L’interviewé dégage un avantage majeur de cette nouvelle génération de groupe motopropulseur : « Le moteur électrique, la transmission et l’électronique de puissance forment désormais un composant de commande électrique hautement intégré. Cet appareil extrêmement compact prend beaucoup moins de place que les trois composants distincts utilisés dans les générations précédentes. Sa construction modulaire lui confère également une évolutivité lui permettant d’être modifié pour s’adapter aux différents espaces d’installation et à la diversité des besoins en énergie ».
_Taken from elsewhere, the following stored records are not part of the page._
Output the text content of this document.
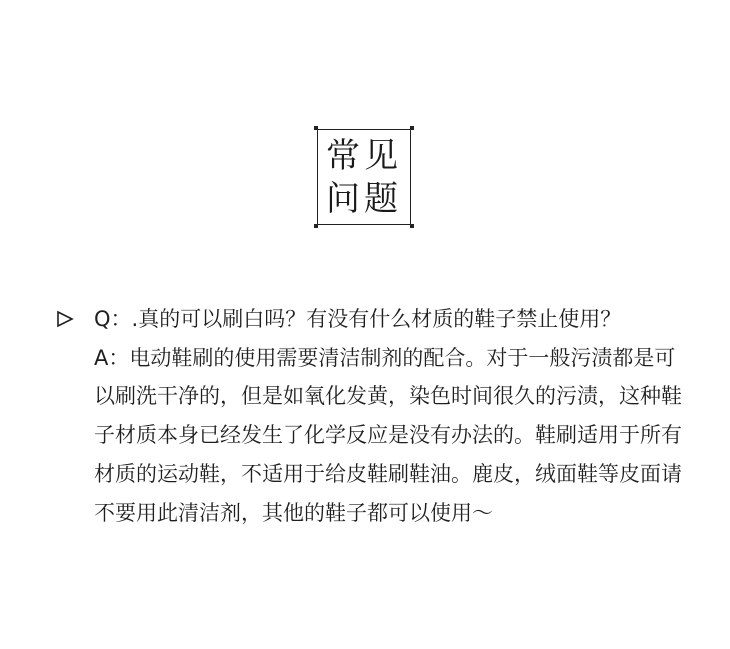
常见
问题

Q：.真的可以刷白吗？有没有什么材质的鞋子禁止使用？

A：电动鞋刷的使用需要清洁制剂的配合。对于一般污渍都是可以刷洗干净的，但是如氧化发黄，染色时间很久的污渍，这种鞋子材质本身已经发生了化学反应是没有办法的。鞋刷适用于所有材质的运动鞋，不适用于给皮鞋刷鞋油。鹿皮，绒面鞋等皮面请不要用此清洁剂，其他的鞋子都可以使用～
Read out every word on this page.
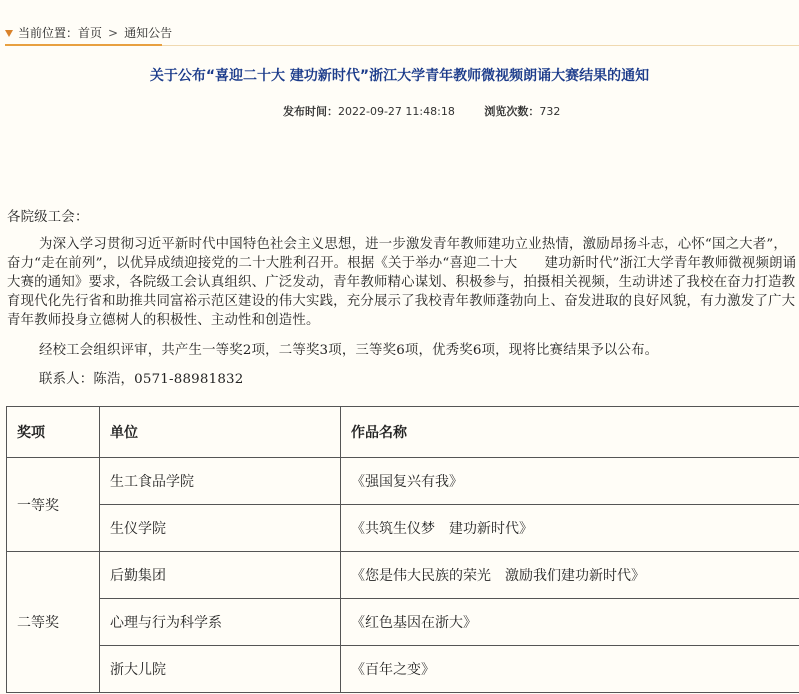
当前位置： 首页 > 通知公告
关于公布“喜迎二十大 建功新时代”浙江大学青年教师微视频朗诵大赛结果的通知
发布时间：2022-09-27 11:48:18	浏览次数：732

各院级工会：

为深入学习贯彻习近平新时代中国特色社会主义思想，进一步激发青年教师建功立业热情，激励昂扬斗志，心怀“国之大者”，奋力“走在前列”，以优异成绩迎接党的二十大胜利召开。根据《关于举办“喜迎二十大　　建功新时代”浙江大学青年教师微视频朗诵大赛的通知》要求，各院级工会认真组织、广泛发动，青年教师精心谋划、积极参与，拍摄相关视频，生动讲述了我校在奋力打造教育现代化先行省和助推共同富裕示范区建设的伟大实践，充分展示了我校青年教师蓬勃向上、奋发进取的良好风貌，有力激发了广大青年教师投身立德树人的积极性、主动性和创造性。

经校工会组织评审，共产生一等奖2项，二等奖3项，三等奖6项，优秀奖6项，现将比赛结果予以公布。

联系人：陈浩，0571-88981832

奖项	单位	作品名称
一等奖	生工食品学院	《强国复兴有我》
	生仪学院	《共筑生仪梦　建功新时代》
二等奖	后勤集团	《您是伟大民族的荣光　激励我们建功新时代》
	心理与行为科学系	《红色基因在浙大》
	浙大儿院	《百年之变》
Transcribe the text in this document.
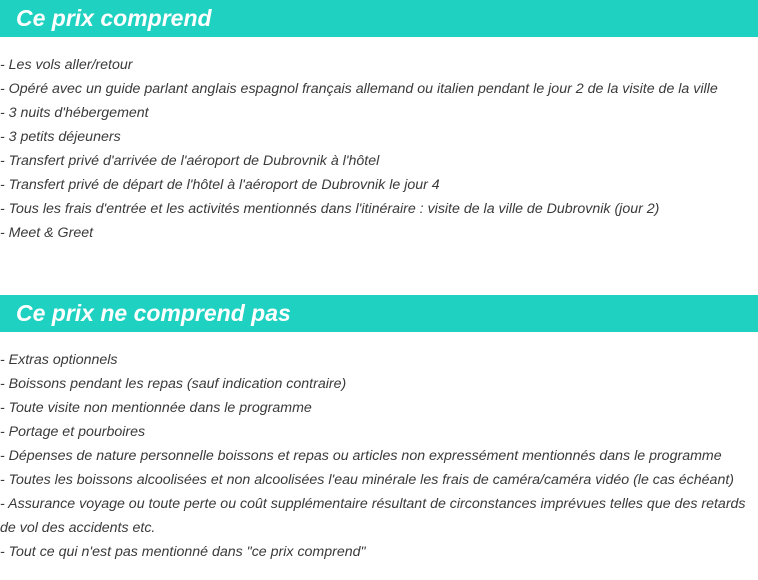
Ce prix comprend
- Les vols aller/retour
- Opéré avec un guide parlant anglais espagnol français allemand ou italien pendant le jour 2 de la visite de la ville
- 3 nuits d'hébergement
- 3 petits déjeuners
- Transfert privé d'arrivée de l'aéroport de Dubrovnik à l'hôtel
- Transfert privé de départ de l'hôtel à l'aéroport de Dubrovnik le jour 4
- Tous les frais d'entrée et les activités mentionnés dans l'itinéraire : visite de la ville de Dubrovnik (jour 2)
- Meet & Greet
Ce prix ne comprend pas
- Extras optionnels
- Boissons pendant les repas (sauf indication contraire)
- Toute visite non mentionnée dans le programme
- Portage et pourboires
- Dépenses de nature personnelle boissons et repas ou articles non expressément mentionnés dans le programme
- Toutes les boissons alcoolisées et non alcoolisées l'eau minérale les frais de caméra/caméra vidéo (le cas échéant)
- Assurance voyage ou toute perte ou coût supplémentaire résultant de circonstances imprévues telles que des retards de vol des accidents etc.
- Tout ce qui n'est pas mentionné dans "ce prix comprend"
Idem pour les batteries, « évolutives et encore plus puissantes », qui, du fait de leur modularité en blocs, pourront « être intégrées de manière flexible à toutes les architectures de véhicules ». A cela s’ajoutera un chargeur embarqué DC/DC.

Tous ces éléments vont permettre à BMW d’être particulièrement réactif à la demande du marché, pouvant « électrifier partiellement ou totalement chaque modèle » du groupe.

Risque d’approvisionnement en matières premières

Concernant les matières qui entrent dans la composition des batteries de traction, Stefan Juraschek se veut rassurant : « Nous ne voyons aucun risque d’approvisionnement, même en cas de demande croissante de cellules de batterie. Mes collègues des achats ont assuré un approvisionnement fiable avec des contrats à long terme. Nous avons également développé une expertise interne en matière de cellules de batterie au cours de projets communs avec des partenaires internationaux tout au long de la chaîne de valeur. Ceci est utilisé pour assurer l’accès à la technologie et pour sauvegarder les fournitures. Dans le même temps, nous nous efforçons également de réduire progressivement la proportion de matières premières critiques utilisées. Par exemple, l’un des objectifs clés de nos activités de recherche et développement est de parvenir à une réduction substantielle de la proportion de cobalt dans les cellules de batterie ».

Et concernant le moteur électrique ? Celui qui est monté avec « notre groupe motopropulseur électrique de cinquième génération » est « totalement dépourvu de terres rares ».

Concurrence asiatique

Les fabricants de cellules de batterie chinois, japonais et coréens inquiètent-ils BMW ? A nouveau, Stefan Juraschek est catégorique sur ce sujet : « Nous ne considérons aucun de nos concurrents avoir un avantage sur nous en matière de technologie de batterie. Lorsque toutes les caractéristiques sont considérées ensemble, elle est égale ou supérieure à celle de la concurrence. Nous travaillons sur la question des cellules de batterie depuis 2008 et nous sommes aujourd’hui en position de force grâce, entre autres, à un réseau international de collaborations. Pour nous, il est important de continuer à développer notre expertise interne et à faire progresser la technologie des cellules de batterie », rappelle-t-il.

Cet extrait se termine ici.